After being confined for more than five months inside the Porter Boathouse, the Badgers are finally out on the water and intent upon making their presence known this weekend. While the Porter Boathouse facilities keep the Badgers going all year, it can be very taxing on a team to be inside for such a long time. Last week the Badgers finally got out onto Lake Mendota after one of Madison’s longest winters.
“Inside gets to be so harsh, dull and just painful on those rowing machines. … Even though it’s 38 [degrees] and raining, it’s still better than being inside,” head coach Chris Clark said.
The Badgers began their spring season against Minnesota last week. In a good start-up race, they swept the weaker team in three races.
“It was good for us to get those races under our belt,” senior Alex Bisset said. “It’s nice to get out on a different race course, and it was a good way to get into the racing season.”
The opponents at the Stanford Invitational will set the bar a lot higher for this Badger team. Both Stanford and California have a significant advantage over Wisconsin in that they are in the water most, if not all, of the year, while Wisconsin has only been out on the water for about one week now.
Despite having only competed in one event this season, the Badgers are highly ranked at No. 8 in the country.
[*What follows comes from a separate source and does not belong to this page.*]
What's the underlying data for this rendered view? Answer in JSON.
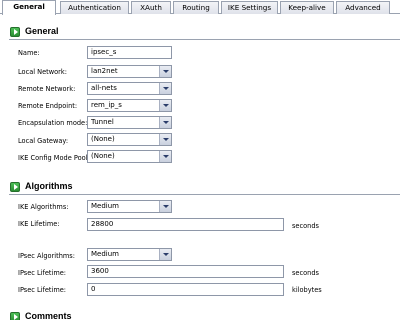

In the eyes of their head coach, however, “we’re overrated at this point.” Clark said. “How can we be ranked as high as we are, when we haven’t even rowed, and we just got on the water last week?”
The Badgers will have a lot to prove against Stanford and California. While Wisconsin has only faced Minnesota so far this spring, both Stanford and California have raced against the No. 1-ranked University of Washington as well as the No. 2-ranked Princeton University. While Wisconsin hones a great crop of rowers mostly from the Midwest, Stanford and California are known for their ability to recruit internationally.
“It’s going to be unpredictable,” Clark said. “Everything tells me there’s no way we can beat those teams. Between the two of them, they have over 20 guys that have rowed internationally.”
However, the Badgers are stocked with upperclassmen who add experience to Wisconsin’s skill. This weekend’s event consists of only eight-man boats, rather than six-man boats, which increases the number of players that Wisconsin is relying on.
“We have 33 rowers [in total], so there’s depth all the way down. Nine of the 16 [who will row this weekend] are juniors and have been there before, so they kind of know what they’re getting into at this particular place,” Clark added.
The Stanford Invitational will set the stage for a demanding spring season for Wisconsin. Throughout the season, UW will face a number of top teams besides Stanford and California, including Boston University and the U.S. Naval Academy. These races will prepare the Badgers for the ultimate test in June at the IRA Championships, where, regardless of this weekend’s outcome, Wisconsin is sure to meet up with Stanford and California again.
“This [weekend] gives us a good idea about where we’re at in terms of speed compared to other top crews in the country,” junior Anthony Hoell said. “But it gives us a point of where we are and where we need to go for the rest of the season.”